Jonathan Compas

No. 61
- Position: Guard

Personal information
- Born: January 9, 1986 (age 40) Orange, California, U.S.
- Listed height: 6 ft 3 in (1.91 m)
- Listed weight: 283 lb (128 kg)

Career information
- High school: Carlsbad (Carlsbad, California)
- College: UC Davis
- NFL draft: 2009 (undrafted)

Career history
- Oakland Raiders (2009)*; Tampa Bay Buccaneers (2009); New England Patriots (2011)*; Washington Redskins (2011);
- * Offseason or practice squad member only

Career NFL statistics
- Games played: 2
- Stats at Pro Football Reference

= Jonathan Compas =

American football player (born 1986)

Jonathan Compas (born January 9, 1986) is an American former professional football player who was a center in the National Football League (NFL). He was signed by the Oakland Raiders as an undrafted free agent in 2009 after playing college football for the UC Davis Aggies.

Compas has also played for the Tampa Bay Buccaneers, New England Patriots, and Washington Redskins.

==Early life==
Compas is the youngest of two children of corporate executive Gerald and Linda Compas (née Fitzgibbon). He is the grandson of Richard B. Fitzgibbon, Jr. and nephew of Richard B. Fitzgibbon III.

==College career==
After graduating from Carlsbad High School in 2004, Compas played football at the University of California, Davis. In 2004, he was redshirted and later selected as Scout Defense Player of the Week after the Northern Colorado game. The following year, he started the first six games as right guard, before being sidelined by injury. In 2006, he started all eleven games at right tackle and picked up one tackle (on an interception) early in the third quarter against cross town rival Sacramento State University. That same year he was an All-American pick by The Sporting News.

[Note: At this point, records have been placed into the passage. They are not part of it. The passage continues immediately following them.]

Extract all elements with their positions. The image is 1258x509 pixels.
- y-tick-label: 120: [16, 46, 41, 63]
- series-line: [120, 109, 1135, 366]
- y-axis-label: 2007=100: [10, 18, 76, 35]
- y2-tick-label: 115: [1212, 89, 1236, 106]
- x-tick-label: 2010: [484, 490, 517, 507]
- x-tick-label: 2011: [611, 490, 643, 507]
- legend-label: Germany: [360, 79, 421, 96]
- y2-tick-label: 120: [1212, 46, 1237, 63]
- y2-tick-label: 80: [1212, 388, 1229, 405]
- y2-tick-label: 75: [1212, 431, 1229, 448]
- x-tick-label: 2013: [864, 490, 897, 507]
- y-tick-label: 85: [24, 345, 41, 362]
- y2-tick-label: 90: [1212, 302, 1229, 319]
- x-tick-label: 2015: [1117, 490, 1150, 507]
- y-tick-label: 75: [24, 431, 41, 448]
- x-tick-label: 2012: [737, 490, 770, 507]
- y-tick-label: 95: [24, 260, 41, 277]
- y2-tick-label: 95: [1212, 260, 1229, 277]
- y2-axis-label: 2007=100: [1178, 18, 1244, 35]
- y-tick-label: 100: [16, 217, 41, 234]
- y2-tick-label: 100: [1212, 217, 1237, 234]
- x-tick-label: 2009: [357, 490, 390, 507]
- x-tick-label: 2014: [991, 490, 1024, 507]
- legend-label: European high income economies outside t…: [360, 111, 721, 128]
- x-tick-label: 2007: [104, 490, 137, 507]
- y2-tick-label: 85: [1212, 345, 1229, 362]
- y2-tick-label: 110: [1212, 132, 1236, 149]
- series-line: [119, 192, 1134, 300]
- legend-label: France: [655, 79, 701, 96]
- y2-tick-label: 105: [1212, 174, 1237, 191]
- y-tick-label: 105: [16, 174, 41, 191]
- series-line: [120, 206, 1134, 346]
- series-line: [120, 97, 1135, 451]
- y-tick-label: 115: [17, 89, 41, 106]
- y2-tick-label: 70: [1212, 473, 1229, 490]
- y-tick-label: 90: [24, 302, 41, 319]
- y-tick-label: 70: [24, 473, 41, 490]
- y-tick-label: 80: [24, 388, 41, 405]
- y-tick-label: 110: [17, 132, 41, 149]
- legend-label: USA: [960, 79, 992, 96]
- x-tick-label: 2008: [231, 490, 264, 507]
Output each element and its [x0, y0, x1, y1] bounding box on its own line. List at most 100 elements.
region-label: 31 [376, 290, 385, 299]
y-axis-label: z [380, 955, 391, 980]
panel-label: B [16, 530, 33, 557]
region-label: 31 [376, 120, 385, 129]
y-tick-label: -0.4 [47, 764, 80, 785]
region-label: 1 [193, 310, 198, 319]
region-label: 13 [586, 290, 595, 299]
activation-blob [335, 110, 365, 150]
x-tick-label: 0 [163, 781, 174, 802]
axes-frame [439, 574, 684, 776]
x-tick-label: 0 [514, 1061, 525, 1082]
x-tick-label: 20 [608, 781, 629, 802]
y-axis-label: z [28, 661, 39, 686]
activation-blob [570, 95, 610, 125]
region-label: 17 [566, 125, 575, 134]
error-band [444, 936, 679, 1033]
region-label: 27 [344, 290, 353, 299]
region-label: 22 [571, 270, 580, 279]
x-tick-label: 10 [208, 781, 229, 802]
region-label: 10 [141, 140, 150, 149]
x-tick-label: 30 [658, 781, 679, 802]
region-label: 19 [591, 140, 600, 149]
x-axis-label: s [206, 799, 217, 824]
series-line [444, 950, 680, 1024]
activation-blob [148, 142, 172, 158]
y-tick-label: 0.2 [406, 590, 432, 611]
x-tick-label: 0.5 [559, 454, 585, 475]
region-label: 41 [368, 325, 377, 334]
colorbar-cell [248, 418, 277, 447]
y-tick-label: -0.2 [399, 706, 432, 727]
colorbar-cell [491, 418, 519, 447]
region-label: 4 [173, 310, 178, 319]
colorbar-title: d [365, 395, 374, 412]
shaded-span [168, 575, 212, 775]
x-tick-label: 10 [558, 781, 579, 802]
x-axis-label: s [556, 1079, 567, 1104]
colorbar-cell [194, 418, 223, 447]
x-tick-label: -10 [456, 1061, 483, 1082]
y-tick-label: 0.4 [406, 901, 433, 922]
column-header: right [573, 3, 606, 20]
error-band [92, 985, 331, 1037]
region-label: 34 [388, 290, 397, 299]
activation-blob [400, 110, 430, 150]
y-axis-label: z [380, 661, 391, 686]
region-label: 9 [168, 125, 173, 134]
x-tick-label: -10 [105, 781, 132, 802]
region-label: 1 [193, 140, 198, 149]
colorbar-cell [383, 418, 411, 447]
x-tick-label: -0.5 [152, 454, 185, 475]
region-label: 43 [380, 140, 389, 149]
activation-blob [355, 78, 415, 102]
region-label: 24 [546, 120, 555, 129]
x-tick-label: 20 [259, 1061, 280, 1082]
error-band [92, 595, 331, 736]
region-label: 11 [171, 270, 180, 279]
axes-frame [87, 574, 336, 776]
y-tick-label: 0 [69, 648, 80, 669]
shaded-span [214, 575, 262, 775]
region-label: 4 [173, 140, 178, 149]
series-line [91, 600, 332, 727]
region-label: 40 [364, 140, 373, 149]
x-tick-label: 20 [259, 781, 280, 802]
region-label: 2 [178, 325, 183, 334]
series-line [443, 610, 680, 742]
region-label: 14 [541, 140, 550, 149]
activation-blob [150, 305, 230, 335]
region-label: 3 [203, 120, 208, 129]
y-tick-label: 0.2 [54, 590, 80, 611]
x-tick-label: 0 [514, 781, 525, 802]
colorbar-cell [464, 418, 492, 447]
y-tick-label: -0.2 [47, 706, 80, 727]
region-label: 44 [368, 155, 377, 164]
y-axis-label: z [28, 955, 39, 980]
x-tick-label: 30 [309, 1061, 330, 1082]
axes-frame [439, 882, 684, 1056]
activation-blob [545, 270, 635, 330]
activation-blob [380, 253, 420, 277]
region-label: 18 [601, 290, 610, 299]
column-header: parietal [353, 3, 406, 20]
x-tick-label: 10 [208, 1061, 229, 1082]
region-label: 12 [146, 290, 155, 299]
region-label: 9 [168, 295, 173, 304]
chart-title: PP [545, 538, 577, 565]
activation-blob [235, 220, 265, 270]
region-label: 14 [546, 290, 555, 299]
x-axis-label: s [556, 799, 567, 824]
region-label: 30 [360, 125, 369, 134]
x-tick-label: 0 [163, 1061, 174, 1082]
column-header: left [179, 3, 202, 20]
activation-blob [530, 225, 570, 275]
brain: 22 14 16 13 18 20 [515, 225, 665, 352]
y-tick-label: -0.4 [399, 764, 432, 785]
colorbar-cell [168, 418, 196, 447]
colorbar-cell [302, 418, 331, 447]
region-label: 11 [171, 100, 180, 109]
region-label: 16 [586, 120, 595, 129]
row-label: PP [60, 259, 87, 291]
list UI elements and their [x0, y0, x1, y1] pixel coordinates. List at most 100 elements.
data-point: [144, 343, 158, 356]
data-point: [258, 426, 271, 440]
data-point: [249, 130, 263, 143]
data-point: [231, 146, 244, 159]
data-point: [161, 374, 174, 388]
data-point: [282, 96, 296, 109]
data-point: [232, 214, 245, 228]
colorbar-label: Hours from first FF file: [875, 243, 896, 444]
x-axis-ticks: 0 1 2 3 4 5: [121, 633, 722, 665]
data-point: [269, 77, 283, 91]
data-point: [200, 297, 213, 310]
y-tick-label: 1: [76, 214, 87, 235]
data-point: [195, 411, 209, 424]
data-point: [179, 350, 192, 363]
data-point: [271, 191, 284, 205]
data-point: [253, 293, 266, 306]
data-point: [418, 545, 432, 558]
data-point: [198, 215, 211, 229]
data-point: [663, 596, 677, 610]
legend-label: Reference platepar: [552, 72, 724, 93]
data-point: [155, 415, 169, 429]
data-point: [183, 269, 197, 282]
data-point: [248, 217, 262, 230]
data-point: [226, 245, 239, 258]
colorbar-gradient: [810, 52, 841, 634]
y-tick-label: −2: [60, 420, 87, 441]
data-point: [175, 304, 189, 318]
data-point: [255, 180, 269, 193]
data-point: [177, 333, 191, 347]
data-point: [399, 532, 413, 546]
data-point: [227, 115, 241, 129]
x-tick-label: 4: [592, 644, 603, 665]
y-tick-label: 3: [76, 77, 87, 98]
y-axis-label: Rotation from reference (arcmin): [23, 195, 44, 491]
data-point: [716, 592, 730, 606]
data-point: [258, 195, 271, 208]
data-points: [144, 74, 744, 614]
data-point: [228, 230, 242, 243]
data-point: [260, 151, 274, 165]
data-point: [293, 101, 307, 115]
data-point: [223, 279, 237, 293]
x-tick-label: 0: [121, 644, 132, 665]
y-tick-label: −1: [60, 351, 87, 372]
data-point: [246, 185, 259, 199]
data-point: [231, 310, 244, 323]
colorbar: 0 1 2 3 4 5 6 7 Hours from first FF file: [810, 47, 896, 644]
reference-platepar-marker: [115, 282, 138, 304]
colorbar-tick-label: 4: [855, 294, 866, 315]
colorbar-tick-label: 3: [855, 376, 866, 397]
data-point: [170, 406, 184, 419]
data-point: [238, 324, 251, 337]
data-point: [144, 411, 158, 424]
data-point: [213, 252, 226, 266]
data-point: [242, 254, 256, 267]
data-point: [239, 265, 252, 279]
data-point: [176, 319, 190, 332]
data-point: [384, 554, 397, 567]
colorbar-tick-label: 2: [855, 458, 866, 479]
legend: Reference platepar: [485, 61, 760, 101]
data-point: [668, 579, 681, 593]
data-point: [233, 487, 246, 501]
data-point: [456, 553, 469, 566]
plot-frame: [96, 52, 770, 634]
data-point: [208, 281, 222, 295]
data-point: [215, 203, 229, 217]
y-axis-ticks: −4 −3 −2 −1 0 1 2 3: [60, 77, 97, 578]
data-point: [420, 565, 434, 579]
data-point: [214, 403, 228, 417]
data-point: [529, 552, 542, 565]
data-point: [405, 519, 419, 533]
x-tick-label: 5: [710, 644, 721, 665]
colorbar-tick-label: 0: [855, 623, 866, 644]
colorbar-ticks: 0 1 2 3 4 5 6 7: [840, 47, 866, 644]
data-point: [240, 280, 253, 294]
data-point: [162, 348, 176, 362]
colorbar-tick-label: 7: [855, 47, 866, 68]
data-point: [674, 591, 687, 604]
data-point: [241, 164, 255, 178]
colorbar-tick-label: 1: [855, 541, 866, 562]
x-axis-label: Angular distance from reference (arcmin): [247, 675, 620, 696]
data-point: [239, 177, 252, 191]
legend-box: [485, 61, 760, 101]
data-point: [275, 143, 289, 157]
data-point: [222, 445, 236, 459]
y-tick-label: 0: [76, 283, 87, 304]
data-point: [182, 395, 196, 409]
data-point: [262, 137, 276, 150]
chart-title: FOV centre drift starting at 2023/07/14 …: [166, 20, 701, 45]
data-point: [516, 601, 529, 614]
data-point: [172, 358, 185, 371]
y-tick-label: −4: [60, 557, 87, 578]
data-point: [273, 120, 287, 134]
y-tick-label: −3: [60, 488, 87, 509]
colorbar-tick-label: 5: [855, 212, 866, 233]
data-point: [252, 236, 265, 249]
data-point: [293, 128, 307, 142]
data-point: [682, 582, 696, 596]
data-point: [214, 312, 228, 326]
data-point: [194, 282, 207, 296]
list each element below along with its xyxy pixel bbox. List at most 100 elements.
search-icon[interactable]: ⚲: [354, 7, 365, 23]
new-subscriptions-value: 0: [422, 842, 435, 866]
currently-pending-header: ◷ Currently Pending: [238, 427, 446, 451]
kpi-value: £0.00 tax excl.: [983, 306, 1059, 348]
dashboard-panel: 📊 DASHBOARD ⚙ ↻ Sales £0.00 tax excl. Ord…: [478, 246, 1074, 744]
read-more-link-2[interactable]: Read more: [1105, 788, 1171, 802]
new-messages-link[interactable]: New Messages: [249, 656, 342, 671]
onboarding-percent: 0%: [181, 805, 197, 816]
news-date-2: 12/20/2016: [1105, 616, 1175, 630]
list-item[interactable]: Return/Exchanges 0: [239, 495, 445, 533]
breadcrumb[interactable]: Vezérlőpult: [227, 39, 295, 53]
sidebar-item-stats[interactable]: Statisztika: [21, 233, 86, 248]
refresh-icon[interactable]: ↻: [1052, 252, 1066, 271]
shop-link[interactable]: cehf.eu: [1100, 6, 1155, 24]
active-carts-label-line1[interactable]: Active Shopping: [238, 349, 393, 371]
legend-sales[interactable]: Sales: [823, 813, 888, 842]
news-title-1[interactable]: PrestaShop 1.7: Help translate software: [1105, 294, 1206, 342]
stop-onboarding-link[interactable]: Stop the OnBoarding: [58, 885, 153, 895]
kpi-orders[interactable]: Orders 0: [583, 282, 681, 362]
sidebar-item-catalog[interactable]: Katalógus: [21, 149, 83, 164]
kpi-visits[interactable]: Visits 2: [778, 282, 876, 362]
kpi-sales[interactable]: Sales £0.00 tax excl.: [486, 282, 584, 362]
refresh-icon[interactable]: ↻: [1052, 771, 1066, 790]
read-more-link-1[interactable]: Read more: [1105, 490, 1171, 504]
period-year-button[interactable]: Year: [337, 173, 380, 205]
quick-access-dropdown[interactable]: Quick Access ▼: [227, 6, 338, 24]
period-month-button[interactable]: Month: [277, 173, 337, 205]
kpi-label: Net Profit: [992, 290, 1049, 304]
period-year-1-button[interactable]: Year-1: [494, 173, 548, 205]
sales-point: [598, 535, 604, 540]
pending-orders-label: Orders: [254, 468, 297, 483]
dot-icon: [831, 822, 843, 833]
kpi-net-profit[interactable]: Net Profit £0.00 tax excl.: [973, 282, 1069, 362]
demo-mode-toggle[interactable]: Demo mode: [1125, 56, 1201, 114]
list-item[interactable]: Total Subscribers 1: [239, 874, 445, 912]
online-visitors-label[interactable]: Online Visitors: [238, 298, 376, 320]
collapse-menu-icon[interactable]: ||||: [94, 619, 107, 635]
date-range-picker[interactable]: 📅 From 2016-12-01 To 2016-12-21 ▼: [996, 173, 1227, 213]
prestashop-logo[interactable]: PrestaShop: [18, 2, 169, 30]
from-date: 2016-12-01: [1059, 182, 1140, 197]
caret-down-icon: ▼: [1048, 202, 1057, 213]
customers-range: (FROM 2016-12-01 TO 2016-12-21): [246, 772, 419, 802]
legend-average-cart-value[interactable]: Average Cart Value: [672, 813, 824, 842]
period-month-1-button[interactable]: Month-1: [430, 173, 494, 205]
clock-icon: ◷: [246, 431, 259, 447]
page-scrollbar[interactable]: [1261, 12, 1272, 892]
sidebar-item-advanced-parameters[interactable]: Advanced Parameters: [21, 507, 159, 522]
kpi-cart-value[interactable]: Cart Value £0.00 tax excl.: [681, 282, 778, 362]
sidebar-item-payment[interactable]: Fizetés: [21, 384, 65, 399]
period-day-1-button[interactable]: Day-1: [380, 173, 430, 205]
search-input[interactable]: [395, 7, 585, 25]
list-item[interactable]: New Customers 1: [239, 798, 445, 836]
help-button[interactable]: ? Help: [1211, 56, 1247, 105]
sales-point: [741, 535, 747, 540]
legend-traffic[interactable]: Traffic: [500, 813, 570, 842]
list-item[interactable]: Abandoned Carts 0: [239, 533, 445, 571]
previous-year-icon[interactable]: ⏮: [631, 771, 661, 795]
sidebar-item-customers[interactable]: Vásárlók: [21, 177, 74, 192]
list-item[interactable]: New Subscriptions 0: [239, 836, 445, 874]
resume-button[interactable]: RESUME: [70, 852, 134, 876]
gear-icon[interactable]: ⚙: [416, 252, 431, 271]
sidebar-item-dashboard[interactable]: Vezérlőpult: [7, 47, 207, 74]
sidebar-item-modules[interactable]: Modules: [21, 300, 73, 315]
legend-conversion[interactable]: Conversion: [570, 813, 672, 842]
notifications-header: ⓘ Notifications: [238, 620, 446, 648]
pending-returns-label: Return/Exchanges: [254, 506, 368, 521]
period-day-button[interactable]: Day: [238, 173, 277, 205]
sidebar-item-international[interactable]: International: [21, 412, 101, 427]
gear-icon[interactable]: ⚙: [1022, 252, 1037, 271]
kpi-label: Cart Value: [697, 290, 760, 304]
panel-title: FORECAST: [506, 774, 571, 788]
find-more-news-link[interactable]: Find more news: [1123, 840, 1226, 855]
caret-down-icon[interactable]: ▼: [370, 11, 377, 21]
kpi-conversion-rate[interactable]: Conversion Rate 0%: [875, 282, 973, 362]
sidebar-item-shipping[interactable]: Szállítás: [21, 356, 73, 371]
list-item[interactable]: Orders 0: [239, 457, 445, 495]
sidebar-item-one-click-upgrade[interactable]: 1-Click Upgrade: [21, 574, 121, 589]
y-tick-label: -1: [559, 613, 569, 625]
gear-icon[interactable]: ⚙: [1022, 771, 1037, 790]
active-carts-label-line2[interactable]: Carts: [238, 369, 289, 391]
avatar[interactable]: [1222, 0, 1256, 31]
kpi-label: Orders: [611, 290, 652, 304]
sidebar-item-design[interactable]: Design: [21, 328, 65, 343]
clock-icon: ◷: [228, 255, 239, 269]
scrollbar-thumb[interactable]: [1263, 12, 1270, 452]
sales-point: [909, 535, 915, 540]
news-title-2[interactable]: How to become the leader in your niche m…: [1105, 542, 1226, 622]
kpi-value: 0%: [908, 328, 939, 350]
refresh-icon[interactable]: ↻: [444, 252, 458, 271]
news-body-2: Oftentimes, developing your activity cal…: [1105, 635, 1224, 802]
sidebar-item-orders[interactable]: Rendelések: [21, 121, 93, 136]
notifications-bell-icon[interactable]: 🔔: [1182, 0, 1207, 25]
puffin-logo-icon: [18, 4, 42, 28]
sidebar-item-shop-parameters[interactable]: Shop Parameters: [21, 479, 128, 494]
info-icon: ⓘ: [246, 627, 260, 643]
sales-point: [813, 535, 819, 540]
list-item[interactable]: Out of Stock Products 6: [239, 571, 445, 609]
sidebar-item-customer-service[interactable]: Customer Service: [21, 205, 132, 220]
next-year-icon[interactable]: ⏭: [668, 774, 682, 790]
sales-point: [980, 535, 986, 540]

Then in 2007, he earned second consecutive GWFC all-academic honors while managing to start eleven games.

==Professional career==
Before his career with the Buccaneers, Compas signed with the Oakland Raiders as a free-agent in April 2009. On September 1, 2009, he was claimed off waivers from the Oakland Raiders by Tampa Bay. He was released by the Buccaneers on September 4, 2010. Following his release from the Buccaneers, Compas was picked up by the New England Patriots. Compas holds a masters degree from University of San Diego in business administration.